Thousands of years ago, a large plate in the Earth’s surface shifted. This rift created the San Luis Valley in Colorado, a valley roughly the size of Connecticut. As the plate rifted and rotated it pushed up a large mountain formation we refer to today as the Sangre de Cristo mountain range. The San Juan mountains, which form the southwest border of the Valley, were formed due to violent volcanic activity.
Eventually, as water from melting glaciers and rain continued to rush down and fill the valley floor (accompanied by sediment from the Sangre and San Juan mountains), large lakes spread across the valley floor. These lakes and streams cultivated an extremely lively ecosystem full of diverse plant and animal life. Mammoths and prehistoric bison roamed the area during this time, and while they may have been lost to the past, the descendants of the prehistoric bison still call the Valley home today. The lakes, also, became a feature of history as sediment and sand build-up from the mountains increased, eventually causing the lakes to dry up altogether. Today the dunes stand in their place, a monument to the past. However, unlike most monuments, the dunes are always changing. As wind blows in opposite directions, east from the Sangres and west from the San Juans, sand builds up vertically, forever shifting and reshaping the dune field. The Utes refer to the dunes as “saa waap maa nache” or “sand that moves” and the Jicarille Apaches named them “Sei-anyedi,” which means “it goes up and down”.

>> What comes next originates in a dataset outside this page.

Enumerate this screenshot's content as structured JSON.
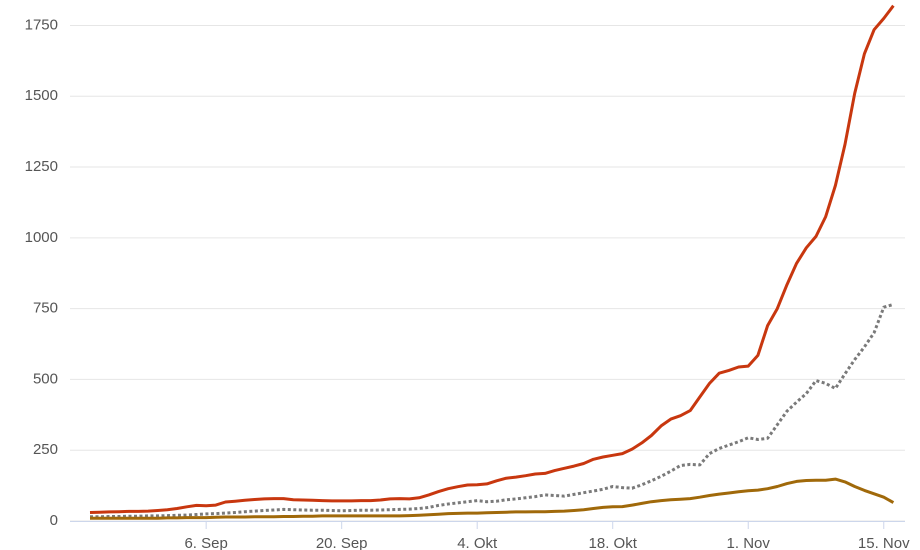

A detailed history of the dunes is ever-emerging as scientific research advances. That said, you don’t have to be a scientist to appreciate the beauty and singularity of this mountain valley. The Great Sand Dunes are the highest inland dunes in North America, and the ecosystem that surrounds them is uniquely vibrant and diverse, home to bobcats, porcupines, deer and elk, coyotes, weasels, as well as an immense variety of birds (great horned owls, burrowing owls, red tailed hawks, ferruginous hawks, etc). The dunes are a marvel, whether in winter, dusted with snow crystalized by the morning sun, or in the summer months, lit by a spotlight of gold beneath a sky of heavy monsoon clouds. It’s no wonder why this place has been revered by Native Americans, explorers, and early settlers alike; a reverence and appreciation that is still felt every time you look out the window at the Zapata Lodge.